STJ decide que juízo falimentar não detém competência exclusiva para desconsiderar a personalidade jurídica de empresa falida
O artigo aborda a recente decisão do STJ que define que o juízo falimentar não possui competência exclusiva para a desconsideração da personalidade jurídica de empresas falidas. Essa interpretação, baseada no art. 82-A da lei 11.101/05, esclarece que a desconsideração deve seguir requisitos específicos e pode ser deliberada por outros juízos, mantendo a proteção aos direitos dos credores no processo falimentar. Assim, a medida é vista como uma exceção, aplicada de forma limitada e controlada,...

O artigo aborda a recente decisão do Superior Tribunal de Justiça (STJ) sobre a desconsideração da personalidade jurídica de empresas falidas, delineando a competência do juízo falimentar e destacando a natureza processual desse incidente.
São discutidos aspectos da falência no Brasil, como a extinção da pessoa jurídica e a necessidade de assegurar a igualdade entre credores (par conditio creditorum), além de mencionar os objetivos do processo falimentar que busca a liquidação justa do patrimônio. É analisada a interpretação do artigo 82-A da Lei de Falências, que regula quando e como a desconsideração pode ocorrer, ressaltando que embora o juízo falimentar tenha um papel importante, não detém competência exclusiva para decidir sobre a desconsideração, que deve seguir regras já estabelecidas nos Códigos Civil e de Processo Civil.

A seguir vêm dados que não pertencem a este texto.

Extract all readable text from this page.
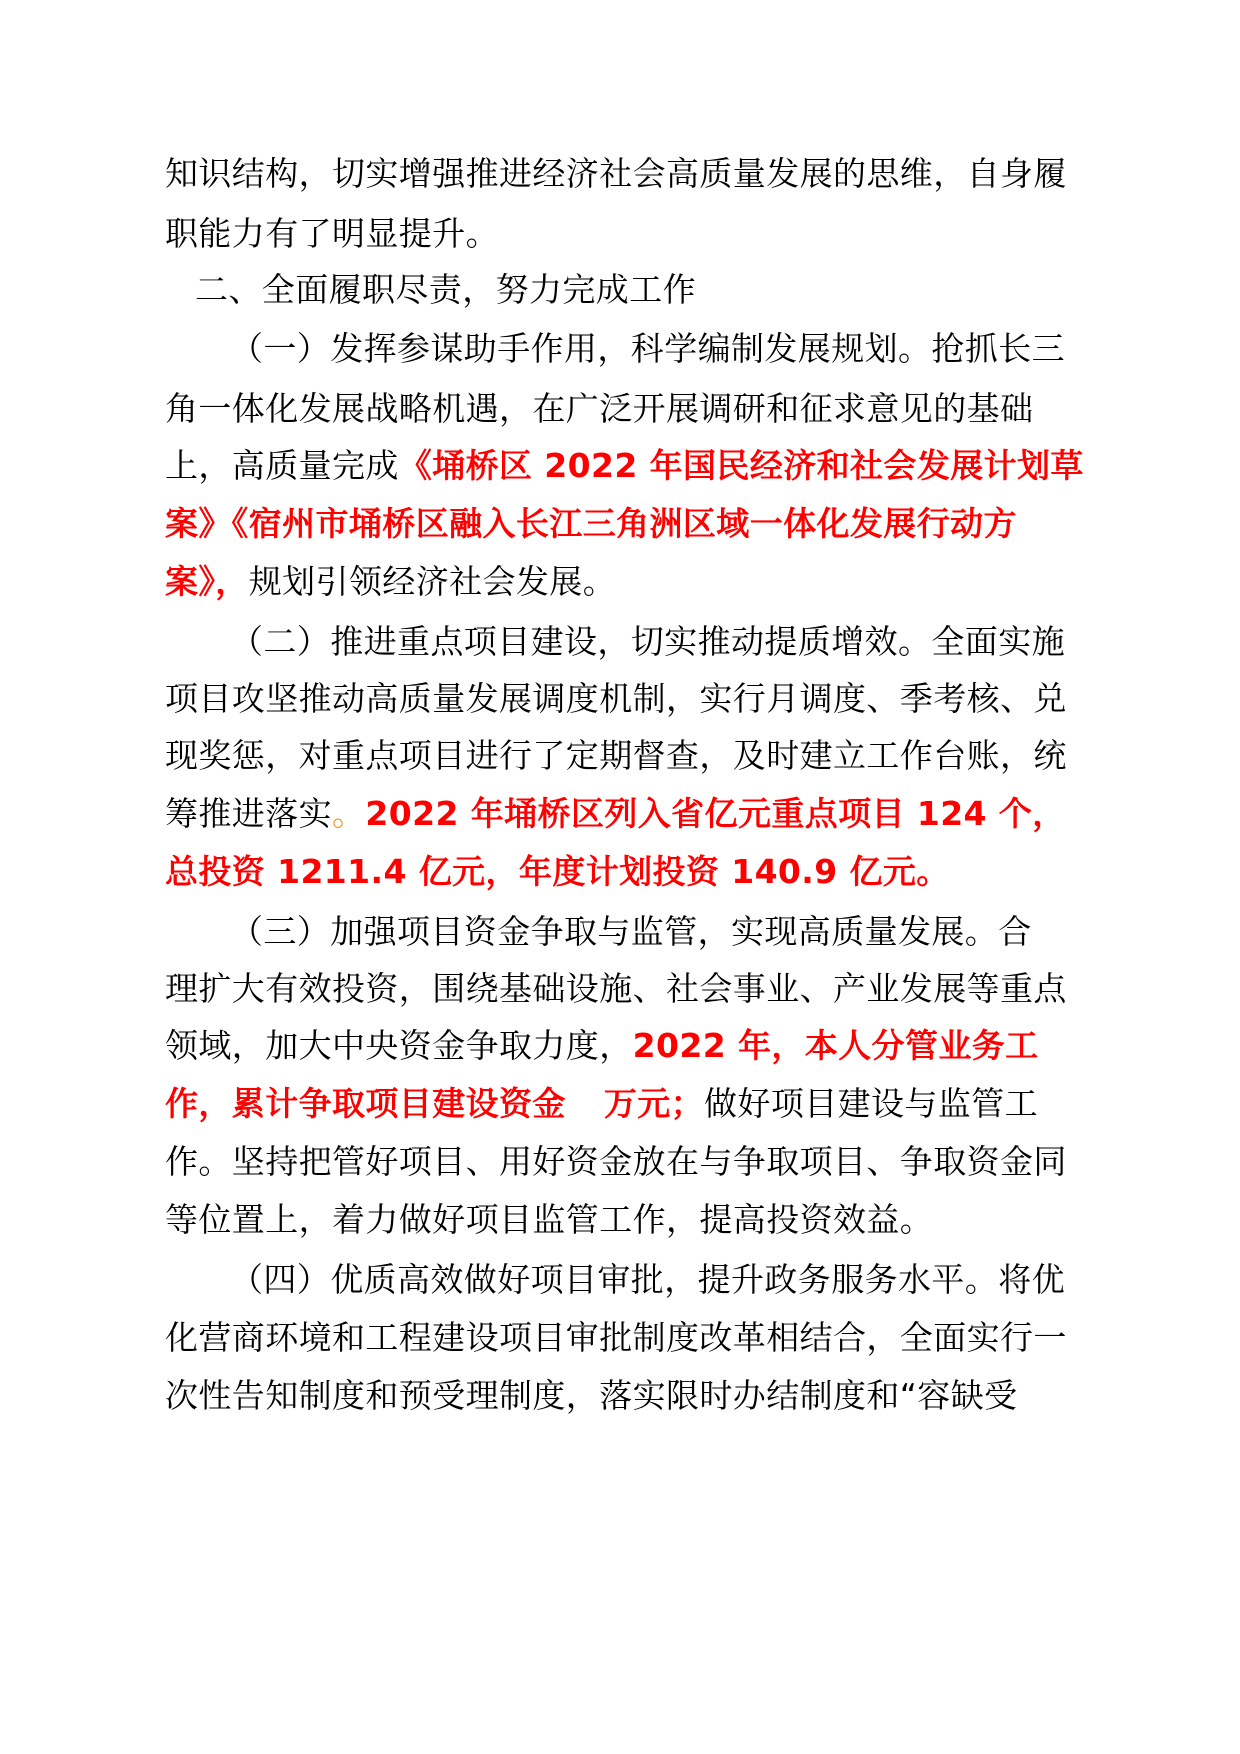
知识结构，切实增强推进经济社会高质量发展的思维，自身履
职能力有了明显提升。
二、全面履职尽责，努力完成工作
（一）发挥参谋助手作用，科学编制发展规划。抢抓长三
角一体化发展战略机遇，在广泛开展调研和征求意见的基础
上，高质量完成《埇桥区 2022 年国民经济和社会发展计划草
案》《宿州市埇桥区融入长江三角洲区域一体化发展行动方
案》，规划引领经济社会发展。
（二）推进重点项目建设，切实推动提质增效。全面实施
项目攻坚推动高质量发展调度机制，实行月调度、季考核、兑
现奖惩，对重点项目进行了定期督查，及时建立工作台账，统
筹推进落实。2022 年埇桥区列入省亿元重点项目 124 个，
总投资 1211.4 亿元，年度计划投资 140.9 亿元。
（三）加强项目资金争取与监管，实现高质量发展。合
理扩大有效投资，围绕基础设施、社会事业、产业发展等重点
领域，加大中央资金争取力度，2022 年，本人分管业务工
作，累计争取项目建设资金 万元；做好项目建设与监管工
作。坚持把管好项目、用好资金放在与争取项目、争取资金同
等位置上，着力做好项目监管工作，提高投资效益。
（四）优质高效做好项目审批，提升政务服务水平。将优
化营商环境和工程建设项目审批制度改革相结合，全面实行一
次性告知制度和预受理制度，落实限时办结制度和“容缺受
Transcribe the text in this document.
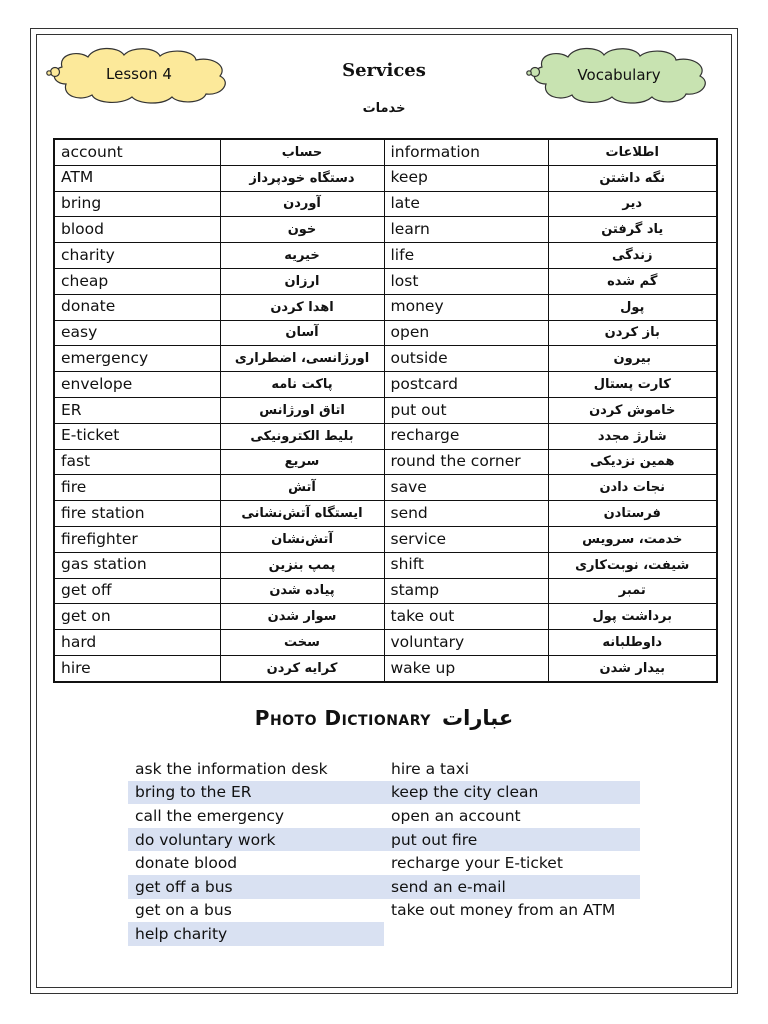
Lesson 4	Vocabulary
Services
خدمات
account	حساب	information	اطلاعات
ATM	دستگاه خودپرداز	keep	نگه داشتن
bring	آوردن	late	دیر
blood	خون	learn	یاد گرفتن
charity	خیریه	life	زندگی
cheap	ارزان	lost	گم شده
donate	اهدا کردن	money	پول
easy	آسان	open	باز کردن
emergency	اورژانسی، اضطراری	outside	بیرون
envelope	پاکت نامه	postcard	کارت پستال
ER	اتاق اورژانس	put out	خاموش کردن
E-ticket	بلیط الکترونیکی	recharge	شارژ مجدد
fast	سریع	round the corner	همین نزدیکی
fire	آتش	save	نجات دادن
fire station	ایستگاه آتش‌نشانی	send	فرستادن
firefighter	آتش‌نشان	service	خدمت، سرویس
gas station	پمپ بنزین	shift	شیفت، نوبت‌کاری
get off	پیاده شدن	stamp	تمبر
get on	سوار شدن	take out	برداشت پول
hard	سخت	voluntary	داوطلبانه
hire	کرایه کردن	wake up	بیدار شدن
Photo Dictionary عبارات
ask the information desk	hire a taxi
bring to the ER	keep the city clean
call the emergency	open an account
do voluntary work	put out fire
donate blood	recharge your E-ticket
get off a bus	send an e-mail
get on a bus	take out money from an ATM
help charity
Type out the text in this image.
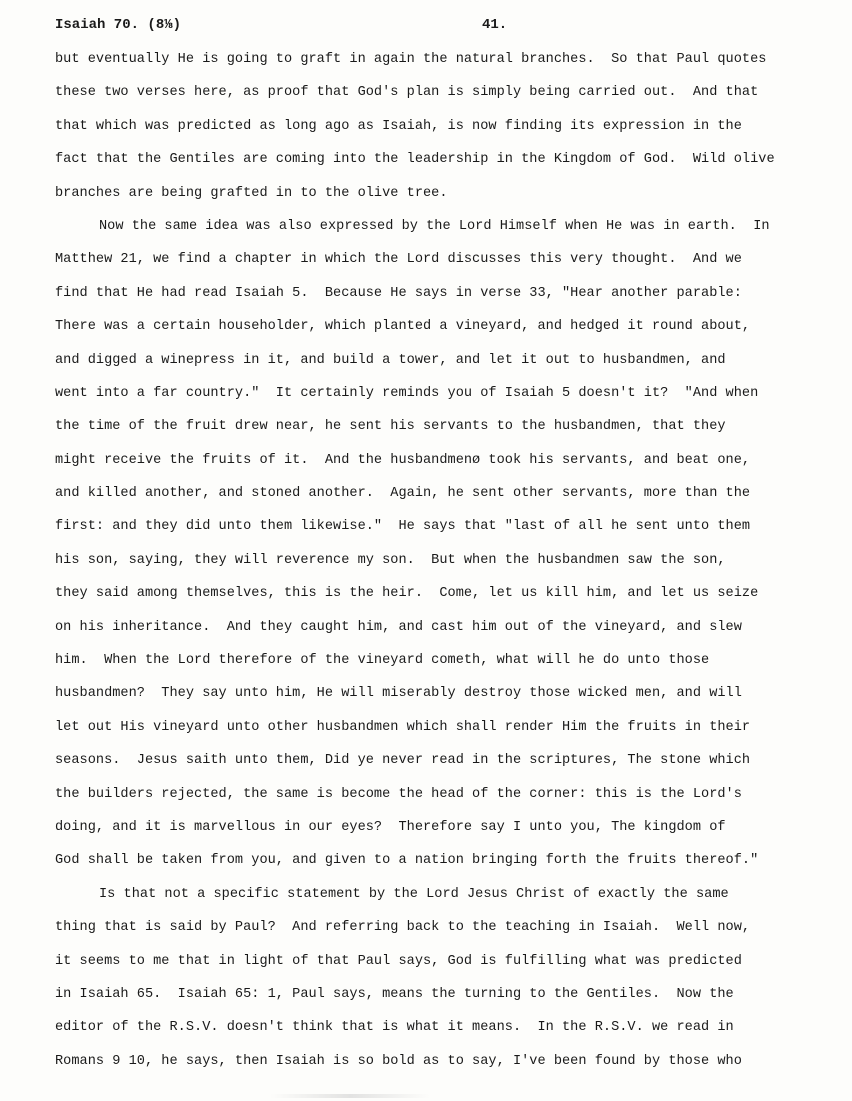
Isaiah 70. (8⅛)	41.
but eventually He is going to graft in again the natural branches.  So that Paul quotes
these two verses here, as proof that God's plan is simply being carried out.  And that
that which was predicted as long ago as Isaiah, is now finding its expression in the
fact that the Gentiles are coming into the leadership in the Kingdom of God.  Wild olive
branches are being grafted in to the olive tree.
Now the same idea was also expressed by the Lord Himself when He was in earth.  In
Matthew 21, we find a chapter in which the Lord discusses this very thought.  And we
find that He had read Isaiah 5.  Because He says in verse 33, "Hear another parable:
There was a certain householder, which planted a vineyard, and hedged it round about,
and digged a winepress in it, and build a tower, and let it out to husbandmen, and
went into a far country."  It certainly reminds you of Isaiah 5 doesn't it?  "And when
the time of the fruit drew near, he sent his servants to the husbandmen, that they
might receive the fruits of it.  And the husbandmenø took his servants, and beat one,
and killed another, and stoned another.  Again, he sent other servants, more than the
first: and they did unto them likewise."  He says that "last of all he sent unto them
his son, saying, they will reverence my son.  But when the husbandmen saw the son,
they said among themselves, this is the heir.  Come, let us kill him, and let us seize
on his inheritance.  And they caught him, and cast him out of the vineyard, and slew
him.  When the Lord therefore of the vineyard cometh, what will he do unto those
husbandmen?  They say unto him, He will miserably destroy those wicked men, and will
let out His vineyard unto other husbandmen which shall render Him the fruits in their
seasons.  Jesus saith unto them, Did ye never read in the scriptures, The stone which
the builders rejected, the same is become the head of the corner: this is the Lord's
doing, and it is marvellous in our eyes?  Therefore say I unto you, The kingdom of
God shall be taken from you, and given to a nation bringing forth the fruits thereof."
Is that not a specific statement by the Lord Jesus Christ of exactly the same
thing that is said by Paul?  And referring back to the teaching in Isaiah.  Well now,
it seems to me that in light of that Paul says, God is fulfilling what was predicted
in Isaiah 65.  Isaiah 65: 1, Paul says, means the turning to the Gentiles.  Now the
editor of the R.S.V. doesn't think that is what it means.  In the R.S.V. we read in
Romans 9 10, he says, then Isaiah is so bold as to say, I've been found by those who
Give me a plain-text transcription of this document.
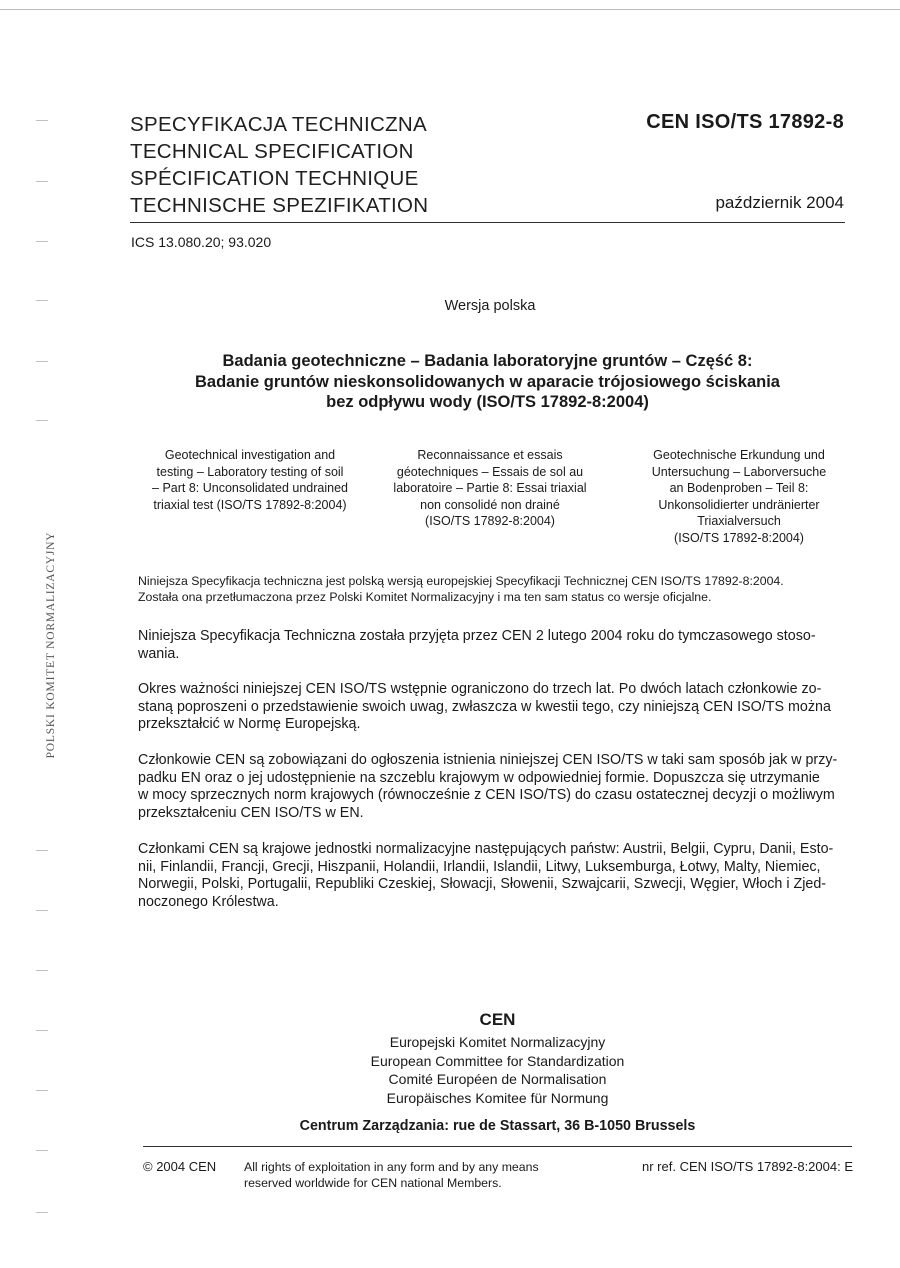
POLSKI KOMITET NORMALIZACYJNY
SPECYFIKACJA TECHNICZNA
TECHNICAL SPECIFICATION
SPÉCIFICATION TECHNIQUE
TECHNISCHE SPEZIFIKATION
CEN ISO/TS 17892-8
październik 2004
ICS 13.080.20; 93.020
Wersja polska
Badania geotechniczne – Badania laboratoryjne gruntów – Część 8:
Badanie gruntów nieskonsolidowanych w aparacie trójosiowego ściskania
bez odpływu wody (ISO/TS 17892-8:2004)
Geotechnical investigation and
testing – Laboratory testing of soil
– Part 8: Unconsolidated undrained
triaxial test (ISO/TS 17892-8:2004)
Reconnaissance et essais
géotechniques – Essais de sol au
laboratoire – Partie 8: Essai triaxial
non consolidé non drainé
(ISO/TS 17892-8:2004)
Geotechnische Erkundung und
Untersuchung – Laborversuche
an Bodenproben – Teil 8:
Unkonsolidierter undränierter
Triaxialversuch
(ISO/TS 17892-8:2004)
Niniejsza Specyfikacja techniczna jest polską wersją europejskiej Specyfikacji Technicznej CEN ISO/TS 17892-8:2004.
Została ona przetłumaczona przez Polski Komitet Normalizacyjny i ma ten sam status co wersje oficjalne.
Niniejsza Specyfikacja Techniczna została przyjęta przez CEN 2 lutego 2004 roku do tymczasowego stoso-
wania.
Okres ważności niniejszej CEN ISO/TS wstępnie ograniczono do trzech lat. Po dwóch latach członkowie zo-
staną poproszeni o przedstawienie swoich uwag, zwłaszcza w kwestii tego, czy niniejszą CEN ISO/TS można
przekształcić w Normę Europejską.
Członkowie CEN są zobowiązani do ogłoszenia istnienia niniejszej CEN ISO/TS w taki sam sposób jak w przy-
padku EN oraz o jej udostępnienie na szczeblu krajowym w odpowiedniej formie. Dopuszcza się utrzymanie
w mocy sprzecznych norm krajowych (równocześnie z CEN ISO/TS) do czasu ostatecznej decyzji o możliwym
przekształceniu CEN ISO/TS w EN.
Członkami CEN są krajowe jednostki normalizacyjne następujących państw: Austrii, Belgii, Cypru, Danii, Esto-
nii, Finlandii, Francji, Grecji, Hiszpanii, Holandii, Irlandii, Islandii, Litwy, Luksemburga, Łotwy, Malty, Niemiec,
Norwegii, Polski, Portugalii, Republiki Czeskiej, Słowacji, Słowenii, Szwajcarii, Szwecji, Węgier, Włoch i Zjed-
noczonego Królestwa.
CEN
Europejski Komitet Normalizacyjny
European Committee for Standardization
Comité Européen de Normalisation
Europäisches Komitee für Normung
Centrum Zarządzania: rue de Stassart, 36 B-1050 Brussels
© 2004 CEN All rights of exploitation in any form and by any means
reserved worldwide for CEN national Members.
nr ref. CEN ISO/TS 17892-8:2004: E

O entendimento dos ministros do STJ é apresentado, enfatizando que a desconsideração deve ser aplicada como exceção e dentro de limites específicos, e que novas solicitações deverão ser apresentadas em caso de novos litígios. Além disso, o artigo destaca a importância da participação do administrador judicial nesses procedimentos, o que ajuda a garantir a proteção dos direitos dos credores e a ordem de pagamento.
Tópicos do artigo
Principais pontos desenvolvidos no texto original
Principais tópicos abordados no artigo "STJ decide que juízo falimentar não detém competência exclusiva para desconsiderar a personalidade jurídica de empresa falida" por Letícia Marina da S. Moura.
- Conceito de falência: A falência é vista como a extinção regular da pessoa jurídica, com foco na liquidação ordenada do patrimônio e pagamento aos credores, respeitando a igualdade entre eles.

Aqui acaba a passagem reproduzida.